True reform demands the immediate replacement of archaic colonial laws with democratic, human rights-centered legislation; mandating that nobody can be arrested from their homes, properties or businesses without court-issued warrants; stripping of police's prosecutorial powers, with the authority to file criminal cases transferred to state-appointed prosecutors under the Attorney General's Office; and robust and independent oversight mechanisms to rein in the police's abusive power and hold them accountable for their actions.
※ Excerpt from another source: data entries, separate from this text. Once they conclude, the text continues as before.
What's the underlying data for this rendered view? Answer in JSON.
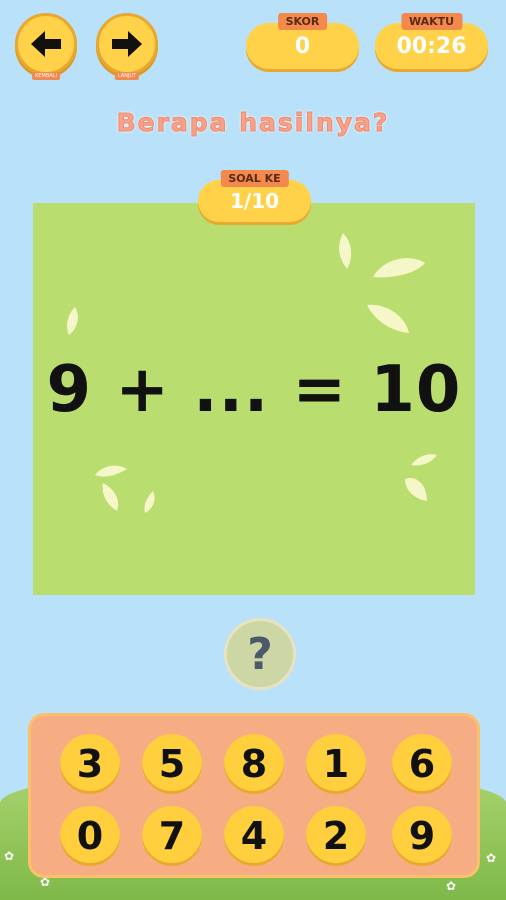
{
  "nav": {
    "back_label": "KEMBALI",
    "next_label": "LANJUT"
  },
  "score": {
    "label": "SKOR",
    "value": "0"
  },
  "timer": {
    "label": "WAKTU",
    "value": "00:26"
  },
  "prompt": "Berapa hasilnya?",
  "question_counter": {
    "label": "SOAL KE",
    "value": "1/10"
  },
  "equation": "9 + ... = 10",
  "hint": {
    "symbol": "?"
  },
  "keypad": {
    "row1": [
      "3",
      "5",
      "8",
      "1",
      "6"
    ],
    "row2": [
      "0",
      "7",
      "4",
      "2",
      "9"
    ]
  },
  "colors": {
    "sky": "#b9e1f9",
    "card": "#b9dd6f",
    "button": "#ffd24a",
    "tag": "#f3894d",
    "pad": "#f7ad84",
    "title": "#f7a28a"
  },
  "icons": [
    "arrow-left-icon",
    "arrow-right-icon",
    "question-mark-icon"
  ]
}
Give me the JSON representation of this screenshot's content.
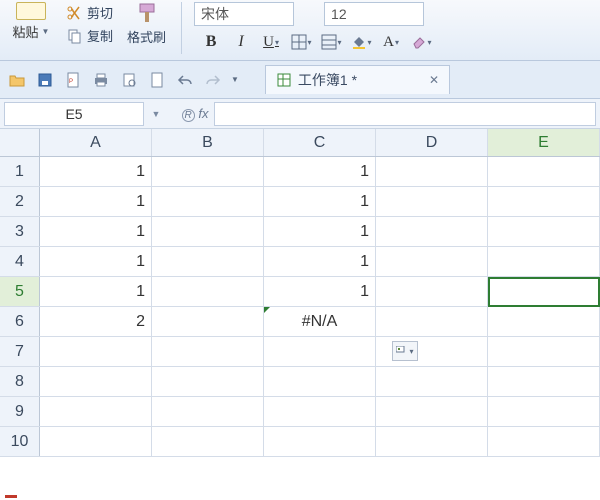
{
  "ribbon": {
    "cut": "剪切",
    "copy": "复制",
    "format_painter": "格式刷",
    "paste": "粘贴",
    "font_name": "宋体",
    "font_size": "12"
  },
  "tab": {
    "title": "工作簿1 *"
  },
  "cell_ref": "E5",
  "fx_label": "fx",
  "columns": [
    "A",
    "B",
    "C",
    "D",
    "E"
  ],
  "rows": [
    "1",
    "2",
    "3",
    "4",
    "5",
    "6",
    "7",
    "8",
    "9",
    "10"
  ],
  "cells": {
    "A1": "1",
    "C1": "1",
    "A2": "1",
    "C2": "1",
    "A3": "1",
    "C3": "1",
    "A4": "1",
    "C4": "1",
    "A5": "1",
    "C5": "1",
    "A6": "2",
    "C6": "#N/A"
  },
  "selected_col": "E",
  "selected_row": "5",
  "smart_tag": "▾"
}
Perhaps it is time to break away from the centralised, authoritarian police model and movetoward a decentralised, locally controlled system as practiced in many advanced democracies. Under such a framework, policing would be administered by elected district, municipal, and city governments, ensuring direct accountability to the communities they serve. Every locality would have its own police force, such as Dhaka City Police, Feni Municipality Police, Barisal District Police-the police staff primarily recruited from the local population. The national government would maintain only a small, elite police unit to handle national security issues, coordinating with local forces in times of genuine emergency.
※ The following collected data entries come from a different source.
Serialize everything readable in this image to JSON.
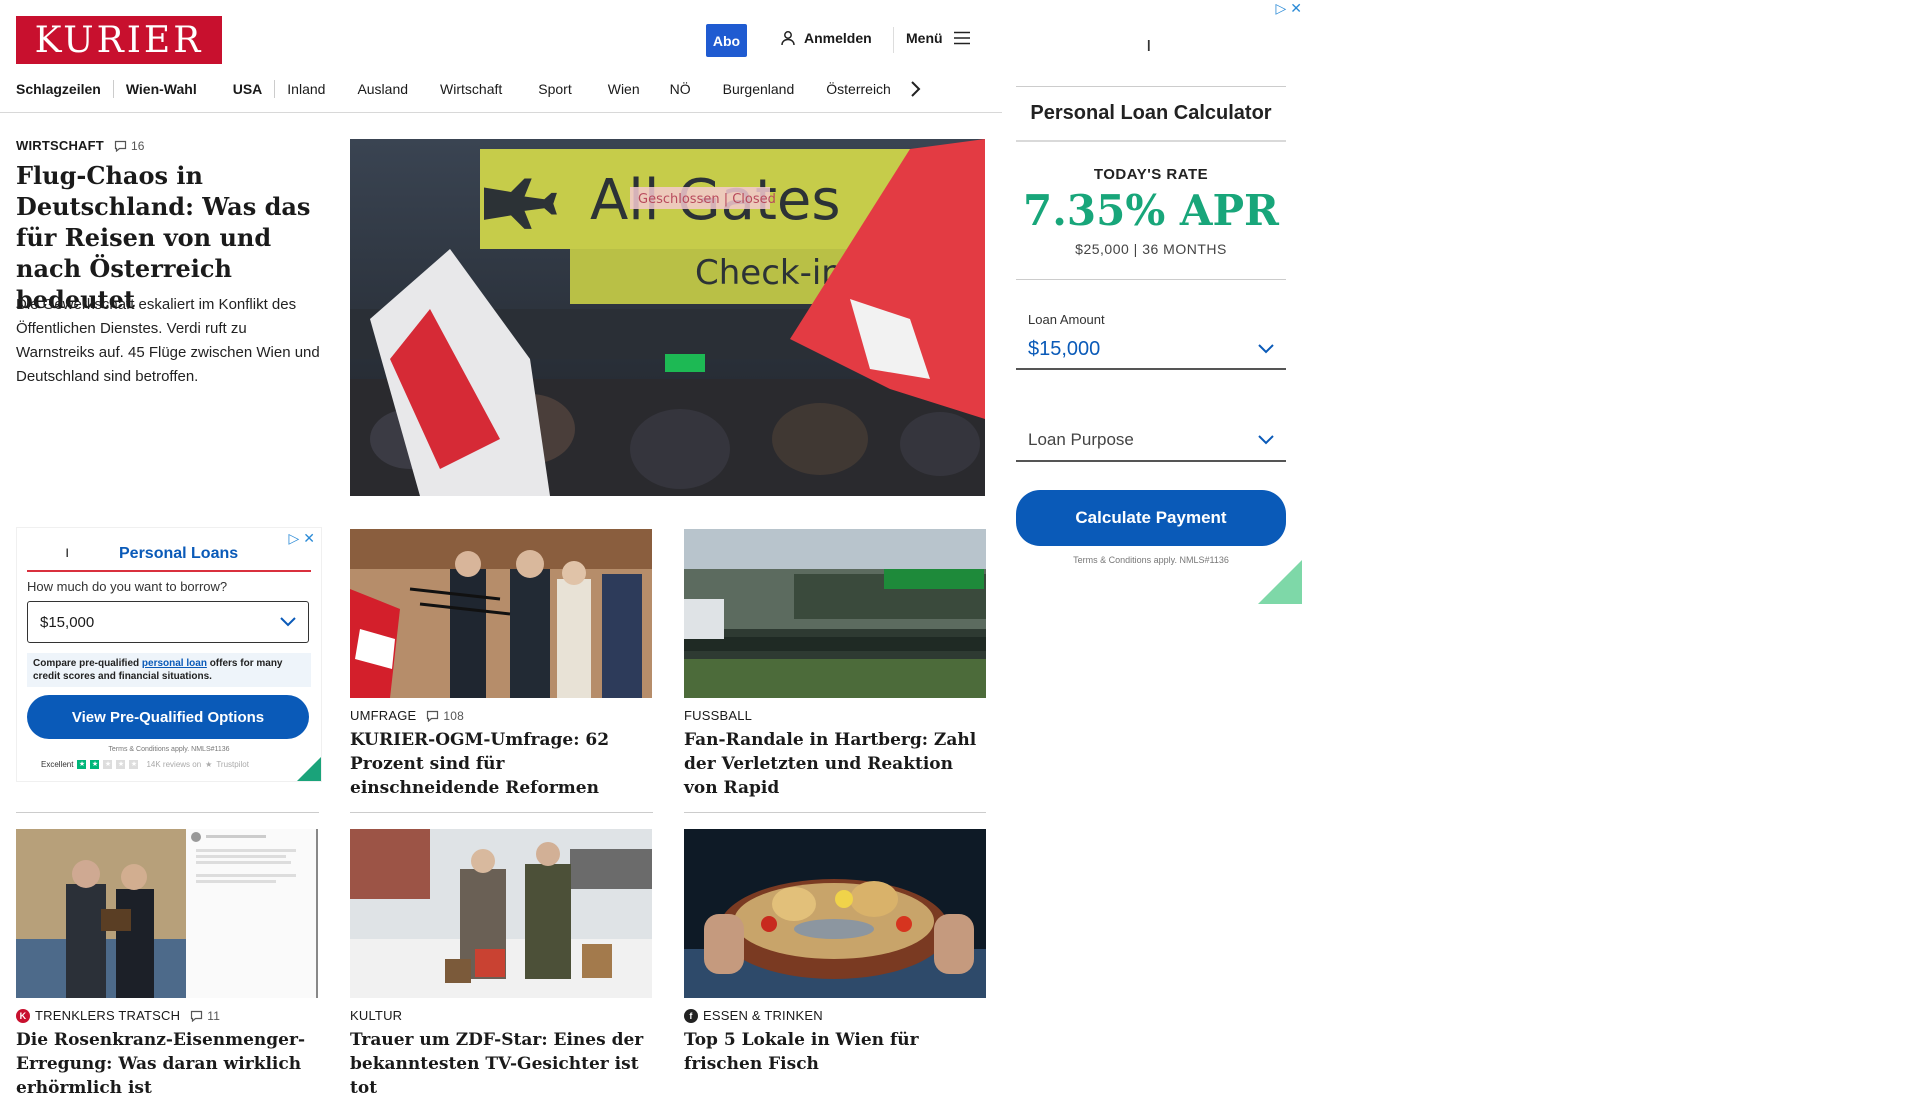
{
  "header": {
    "logo": "KURIER",
    "abo": "Abo",
    "login": "Anmelden",
    "menu": "Menü"
  },
  "nav": {
    "items": [
      "Schlagzeilen",
      "Wien-Wahl",
      "USA",
      "Inland",
      "Ausland",
      "Wirtschaft",
      "Sport",
      "Wien",
      "NÖ",
      "Burgenland",
      "Österreich"
    ]
  },
  "lead": {
    "kicker": "WIRTSCHAFT",
    "comments": "16",
    "title": "Flug-Chaos in Deutschland: Was das für Reisen von und nach Österreich bedeutet",
    "text": "Die Gewerkschaft eskaliert im Konflikt des Öffentlichen Dienstes. Verdi ruft zu Warnstreiks auf. 45 Flüge zwischen Wien und Deutschland sind betroffen.",
    "image_sign_main": "All Gates",
    "image_sign_overlay": "Geschlossen | Closed",
    "image_sign_sub": "Check-in"
  },
  "cards": [
    {
      "kicker": "UMFRAGE",
      "comments": "108",
      "title": "KURIER-OGM-Umfrage: 62 Prozent sind für einschneidende Reformen"
    },
    {
      "kicker": "FUSSBALL",
      "comments": "",
      "title": "Fan-Randale in Hartberg: Zahl der Verletzten und Reaktion von Rapid"
    },
    {
      "kicker": "TRENKLERS TRATSCH",
      "comments": "11",
      "title": "Die Rosenkranz-Eisenmenger-Erregung: Was daran wirklich erhörmlich ist"
    },
    {
      "kicker": "KULTUR",
      "comments": "",
      "title": "Trauer um ZDF-Star: Eines der bekanntesten TV-Gesichter ist tot"
    },
    {
      "kicker": "ESSEN & TRINKEN",
      "comments": "",
      "title": "Top 5 Lokale in Wien für frischen Fisch"
    }
  ],
  "ad_small": {
    "title": "Personal Loans",
    "question": "How much do you want to borrow?",
    "amount": "$15,000",
    "note_pre": "Compare pre-qualified ",
    "note_link": "personal loan",
    "note_post": " offers for many credit scores and financial situations.",
    "button": "View Pre-Qualified Options",
    "terms": "Terms & Conditions apply. NMLS#1136",
    "rating_label": "Excellent",
    "reviews": "14K reviews on",
    "trustpilot": "Trustpilot"
  },
  "ad_right": {
    "title": "Personal Loan Calculator",
    "rate_label": "TODAY'S RATE",
    "rate": "7.35% APR",
    "rate_detail": "$25,000 | 36 MONTHS",
    "amount_label": "Loan Amount",
    "amount": "$15,000",
    "purpose_label": "Loan Purpose",
    "button": "Calculate Payment",
    "terms": "Terms & Conditions apply. NMLS#1136"
  },
  "colors": {
    "brand_red": "#c8102e",
    "abo_blue": "#1f5bd1",
    "ad_blue": "#0a5ab8",
    "rate_green": "#18a67a"
  }
}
Such a decentralised system would prevent the misuse of police by any national political party; enhance professionalism, integrity, and accountability as police would be directly answerable to local elected officials and residents; embed human rights at the core of policing, drastically reducing incidents of extrajudicial killings, arbitrary detentions, and corruption; and strengthen community relations, as the police would live among and be closely watched by the very people they serve. Citizens would regain ownership over law enforcement, and accountability of police would be just next door-at the local elected office.
In short, the time for cosmetic tinkering is over. Nothing short of a radical and sweeping transformation of the police force will suffice. Bangladesh must dismantle the colonial structures that have perpetuated repression, end the deep-rooted politicisation that turned police into agents of tyranny, and rebuild the institution from the ground up-professional, accountable, and firmly rooted in the service of the people. The foundations for a new policing system must be laid now, without compromise, if Bangladesh is to have any hope of becoming a truly democratic and humane society.
Dr CAF Dowlah is a retired Professor of Economics and Law in the United States. Currently, he serves as the Chairperson of the Bangladesh Institute of Policy Studies (www.bipsglobal.org).